Hartford has not met its burden to show that the shipment of doors and windows was delivered to Maersk in good order and condition. Its vague and generalised testimony does not demonstrate on a preponderance of the evidence that the glass windows and doors were in good order and condition at the time of their delivery to Maersk. The testimony about Munster Joinery's general practices for packing and securing shipments to Klearwall are of little or no value because they do not describe the cargo in this case. The near identical wording in the testimony of Hartford's witnesses further weighs against their credibility. While a clean bill of lading may establish a presumption that cargo was tendered in good order and condition, the bills of lading fail to do so here because the containers were sealed when delivered to Maersk. The bills of lading reflect that the containers were sealed. The bills of lading do not demonstrate that the cargo was delivered in good order and condition.
Additionally, while it is undisputed that the cargo was damaged and unusable by the time it reached its final destination in Connecticut, Hartford has not offered evidence of its condition at the time of out-turn from Maersk. After the cargo was discharged by Maersk at the Port of Newark, it was trucked to Connecticut by Sapsan. The trial record does not include evidence about the cargo handling by Sapsan, such as testimony from Sapsan that it trucked the two containers without incident. The body of one cargo container was said to be visibly damaged, with the sides and the roof 'pushed out'. Hartford has not offered evidence that such outwardly visible damage was also apparent to Sapsan at the time that it took custody of the containers at the Port of Newark. Hartford has not shown by a preponderance of the evidence that the cargo was in good order and condition at the time of delivery to Maersk, or that the cargo was damaged at the time of its out-turn at the Port of Newark.
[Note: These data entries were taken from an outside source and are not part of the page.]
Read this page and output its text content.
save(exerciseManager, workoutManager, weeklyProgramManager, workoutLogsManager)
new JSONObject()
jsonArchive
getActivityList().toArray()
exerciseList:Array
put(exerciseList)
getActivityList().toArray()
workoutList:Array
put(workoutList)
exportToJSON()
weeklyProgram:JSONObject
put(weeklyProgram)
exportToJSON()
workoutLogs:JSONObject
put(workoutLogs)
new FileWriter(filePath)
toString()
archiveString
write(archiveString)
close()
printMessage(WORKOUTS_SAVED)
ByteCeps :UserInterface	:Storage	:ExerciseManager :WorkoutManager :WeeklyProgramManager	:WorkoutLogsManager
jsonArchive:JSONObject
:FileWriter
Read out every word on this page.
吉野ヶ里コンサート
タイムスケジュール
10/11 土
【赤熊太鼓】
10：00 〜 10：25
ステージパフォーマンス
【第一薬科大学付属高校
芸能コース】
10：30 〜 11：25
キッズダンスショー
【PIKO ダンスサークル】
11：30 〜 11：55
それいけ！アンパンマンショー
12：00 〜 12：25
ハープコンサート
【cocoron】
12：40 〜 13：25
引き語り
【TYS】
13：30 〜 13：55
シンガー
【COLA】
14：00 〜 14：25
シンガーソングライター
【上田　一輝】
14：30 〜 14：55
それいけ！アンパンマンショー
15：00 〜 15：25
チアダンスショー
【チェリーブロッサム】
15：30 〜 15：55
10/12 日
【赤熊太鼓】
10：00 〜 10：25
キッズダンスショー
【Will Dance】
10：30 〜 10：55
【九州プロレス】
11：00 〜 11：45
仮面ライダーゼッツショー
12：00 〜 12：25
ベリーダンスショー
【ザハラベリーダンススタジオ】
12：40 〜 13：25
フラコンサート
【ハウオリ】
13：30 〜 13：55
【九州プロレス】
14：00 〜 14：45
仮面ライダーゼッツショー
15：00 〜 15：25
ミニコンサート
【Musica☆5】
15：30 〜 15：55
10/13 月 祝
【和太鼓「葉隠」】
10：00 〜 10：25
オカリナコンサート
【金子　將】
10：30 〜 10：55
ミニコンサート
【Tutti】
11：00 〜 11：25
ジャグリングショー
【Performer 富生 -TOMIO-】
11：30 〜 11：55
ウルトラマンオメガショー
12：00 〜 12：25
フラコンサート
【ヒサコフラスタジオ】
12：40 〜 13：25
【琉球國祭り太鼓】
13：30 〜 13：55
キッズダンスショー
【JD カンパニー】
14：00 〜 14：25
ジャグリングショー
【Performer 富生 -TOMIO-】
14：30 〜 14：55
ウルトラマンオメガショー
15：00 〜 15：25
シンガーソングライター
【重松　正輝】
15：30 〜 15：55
Nor has Hartford demonstrated that the nature of the cargo's damage is sufficient to attribute the harm to Maersk. It also has not relied on this ground when explaining its prima facie case. There is no evidence that the damage occurred due to exposure to water or other elements associated with sea carriage. At trial, Hartford speculated that the damage was necessarily caused by inclement weather on the high seas, but the record contains no evidence of the weather conditions during the cargo's ocean voyage.
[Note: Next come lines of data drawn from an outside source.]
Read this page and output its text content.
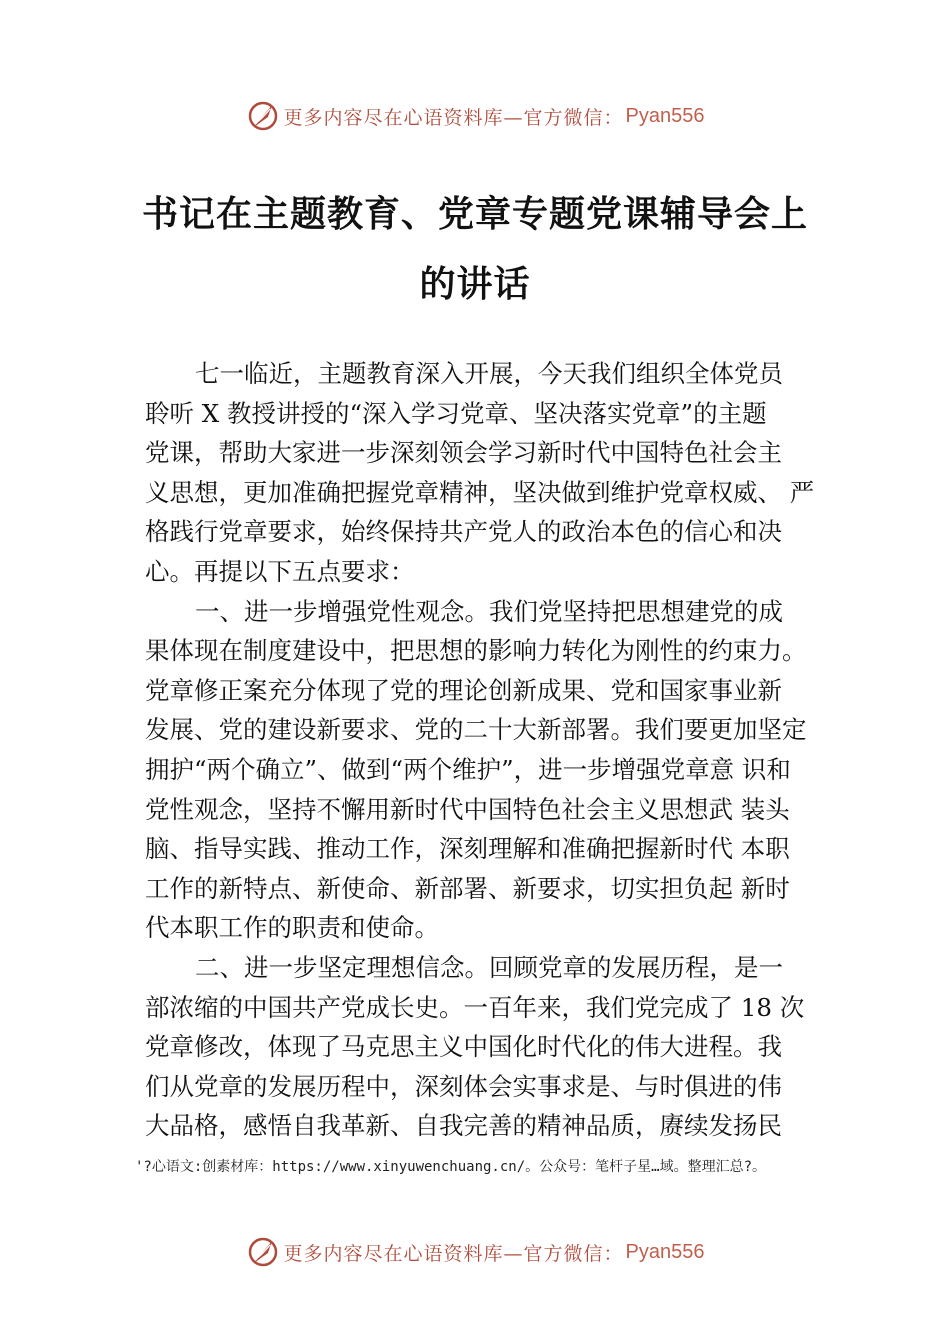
更多内容尽在心语资料库—官方微信： Pyan556
书记在主题教育、党章专题党课辅导会上
的讲话
七一临近，主题教育深入开展，今天我们组织全体党员
聆听 X 教授讲授的“深入学习党章、坚决落实党章”的主题
党课，帮助大家进一步深刻领会学习新时代中国特色社会主
义思想，更加准确把握党章精神，坚决做到维护党章权威、 严
格践行党章要求，始终保持共产党人的政治本色的信心和决
心。再提以下五点要求：
一、进一步增强党性观念。我们党坚持把思想建党的成
果体现在制度建设中，把思想的影响力转化为刚性的约束力。
党章修正案充分体现了党的理论创新成果、党和国家事业新
发展、党的建设新要求、党的二十大新部署。我们要更加坚定
拥护“两个确立”、做到“两个维护”，进一步增强党章意 识和
党性观念，坚持不懈用新时代中国特色社会主义思想武 装头
脑、指导实践、推动工作，深刻理解和准确把握新时代 本职
工作的新特点、新使命、新部署、新要求，切实担负起 新时
代本职工作的职责和使命。
二、进一步坚定理想信念。回顾党章的发展历程，是一
部浓缩的中国共产党成长史。一百年来，我们党完成了 18 次
党章修改，体现了马克思主义中国化时代化的伟大进程。我
们从党章的发展历程中，深刻体会实事求是、与时俱进的伟
大品格，感悟自我革新、自我完善的精神品质，赓续发扬民
'?心语文:创素材库：https://www.xinyuwenchuang.cn/。公众号：笔杆子星…域。整理汇总?。
更多内容尽在心语资料库—官方微信： Pyan556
Even if Hartford had made out a prima facie case, Maersk has proved by a preponderance of the evidence that the cargo was damaged because of 'insufficiency of packing'. If a plaintiff has made a prima facie case under COGSA, the burden shifts to the defendant to show that one of the statutory COGSA exceptions to liability exists. Once a COGSA exception is established, the burden then returns to the shipper or consignee to show that there were concurrent causes of loss in the fault and neglect of the carrier. 'Insufficiency of packing' is one such statutory exception to liability. There is strong evidence that the glass windows and doors were insufficiently packaged at Munster Joinery. The condition of the containers also supports the conclusion that any damage to the cargo was a result of inadequate packing. The containers were placed back in use immediately upon their return to Newark and used in a shipment to China. Because they were returned to use almost immediately, the weight of the evidence supports the conclusion that the containers suffered only limited and superficial damage during the shipment, a result that is more consistent with deficient packing and loading, rather than the neglect or fault of the carrier.